Sensibiliseren én controle én handhaving

Op woensdag 24 juni 2020 heeft Inter-Agentschap Toegankelijk Vlaanderen het evaluatieonderzoek van de gewestelijke stedenbouwkundige verordening (5 juni 2009) toegelicht in het Vlaams parlement in een gezamenlijke Commissie voor Binnenlands Bestuur, Gelijke Kansen en Inburgering en Leefmilieu, Natuur, Ruimtelijke Ordening en Energie.

De resultaten zijn ronduit bedroevendDat blijkt ook uit een antwoord van minister van Gelijke Kansen Bart Somers op een schriftelijke vraag van Vlaams sp.a volksvertegenwoordiger Ludwig Vandenhove.
Van de onderzochte steekproef van 147 vergunningsaanvragen blijkt dat er op plan slechts 8 volledig voldeden aan de vereisten van de stedenbouwkundige toegankelijkheidsverordening.
44 vergunningsaanvragen voldeden niet volledig, maar hadden geen structurele knelpunten, waardoor de aanpassingen om alsnog te voldoen mogelijk waren binnen het bestaande plan.
De overige 95 dossiers voldeden geheel niet aan de verordening. Een zware onvoldoende dus!

“We moeten blijven sensibiliseren in Vlaanderen: naar architecten en hun opleidingsinstellingen, bouwpromotoren, bouwers, bouwsector, vergunningverlenende overheden, kortom de hele samenleving.  Maar sensibiliseren is niet genoeg.
Sensibiliseren moet een vervolg en zelfs een finaliteit krijgen: controle en handhaving”, zegt Ludwig Vandenhove.
“Tegen een gebouw dat anders gebouwd wordt dan op het plan staat, moet altijd opgetreden worden.
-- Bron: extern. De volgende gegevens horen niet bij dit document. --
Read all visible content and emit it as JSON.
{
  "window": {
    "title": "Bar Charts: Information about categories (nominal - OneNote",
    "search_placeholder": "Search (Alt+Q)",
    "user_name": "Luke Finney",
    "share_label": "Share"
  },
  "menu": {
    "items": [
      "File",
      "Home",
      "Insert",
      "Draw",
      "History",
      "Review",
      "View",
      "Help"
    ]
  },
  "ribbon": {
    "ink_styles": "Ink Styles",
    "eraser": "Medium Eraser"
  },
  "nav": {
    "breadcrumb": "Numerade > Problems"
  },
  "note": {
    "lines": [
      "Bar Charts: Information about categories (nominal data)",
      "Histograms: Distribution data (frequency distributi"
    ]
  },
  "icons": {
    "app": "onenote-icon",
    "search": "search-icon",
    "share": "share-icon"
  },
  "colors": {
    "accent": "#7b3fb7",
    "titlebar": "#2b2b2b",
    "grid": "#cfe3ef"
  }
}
Of dat nu in strijd is met algemene stedenbouwkundige voorwaarden of met deze specifieke stedenbouwkundige verordening qua toegankelijkheid.

Handhaven blijft een algemeen probleem in Vlaanderen, dat is de laatste weken nog gebleken bij het hele politieke debat rond praktijktesten op de huur- en arbeidsmarkt. Dat zou nochtans niet mogen, nu we in de persoon van Zuhal Demir precies een specifieke bevoegdheid ‘Handhaving’ op Vlaams niveau hebben.
In plaats van zich symbolisch Vlaams minister van Justitie te noemen -een federale bevoegdheid- zou de minister zich beter concentreren op alle vormen van handhaving, die op de diverse Vlaamse beleidsdomeinen mogelijk zijn.

Moet de toegankelijkheidsproblematiek onder de antidiscriminatie wetgeving gebracht worden?
Voor mij geen probleem, maar het mag geen theoretisch debat zijn en blijven, terwijl er inmiddels qua handhaving op het terrein weer niets gebeurt.

“De verordening kan hierin een belangrijke rol blijven spelen, maar er moet nagedacht worden over een strategie, die de inzetbaarheid en implementatie versterkt.
Samen met collega Demir werk ik hierrond de komende maanden een plan van aanpak uit.”, was het antwoord van Bart Somers op mijn schriftelijke vraag.    

Er kan en moet nog veel gebeuren qua toegankelijkheid in Vlaanderen.
We staan nauwelijks aan het begin van een echt en doorgedreven beleid.

Ik kijk uit naar de aangekondigde concrete realisaties qua strategie, inzetbaarheid en implementatie van de Vlaamse regering.”